Sealskins are one of Greenland's few exports other than fish and shrimp. In 2005, sealskin and sealskin products worth 32.6 million kroner were
exported, accounting for 1.3% of total exports. (Shrimp is the largest export item, accounting for more than half of the total.)
Sealing in Greenland combines both subsistence and commercial components. Seals are hunted primarily for food, but the production of handicrafts,
clothes and traditional artefacts, as well as the sale of sealskins, are important by-products. No suckling pups are taken.
The annual harvest can vary significantly from year to year. Usually this is the result of severe fluctuations in ice and weather conditions,
but changes in localised abundance also play a role.
The seals most commonly harvested by Inuit are harp and ringed, with a combined take of 149,000 in 2004 (see Table). Also taken in that year were
5,800 hooded seals. The northwest Atlantic harp seal population is the same population harvested by Canadians. The average annual catch of harp
seals in Greenland between 1996 and 2004 was 79,000, compared with 258,000 in Canada.
Since a 1983 EEC Directive banning imports of the skins of seal pups led to a global collapse in prices and demand for seal products, the Home Rule
government introduced subsidies for professional sealers in order to ensure a reasonable income. In 2006, it paid out 22.5 million kroner to help fund equipment.
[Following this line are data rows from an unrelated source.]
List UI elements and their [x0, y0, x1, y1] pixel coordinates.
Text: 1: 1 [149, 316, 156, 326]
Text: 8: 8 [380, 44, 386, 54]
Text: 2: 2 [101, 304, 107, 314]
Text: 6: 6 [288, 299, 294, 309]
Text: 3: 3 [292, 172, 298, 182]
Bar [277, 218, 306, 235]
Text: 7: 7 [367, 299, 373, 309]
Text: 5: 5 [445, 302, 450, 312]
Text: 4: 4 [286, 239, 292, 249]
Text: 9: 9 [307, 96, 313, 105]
A small European market for the skins of adult animals has developed over the last 20 years. A number of these skins are processed in Denmark and
exported to other EU countries.
Over the last few years, Greenland has been able to optimize the trade through the education of traders and a modernization of its Great Greenland
A/S tannery, allowing a significant reduction in the subsidies, from 6 million euros in 1999 to 3 million euros in 2005.
Only about half the total harvest is sold to the tannery each year, with the rest being used for private purposes, reflecting the combined
susbsistence and commercial aspects of sealing in Greenland.
Local knowledge accumulated over generations about tanning is now being used in the processing of both Greenlandic and Canadian sealskins,
enabling Greenland's Inuit to profit from the commercial Canadian seal hunt. However, in 2005 the commercial trade in Greenland reached almost
119,000 sealskins, making it unnecessary to import sealskins from Canada in 2006.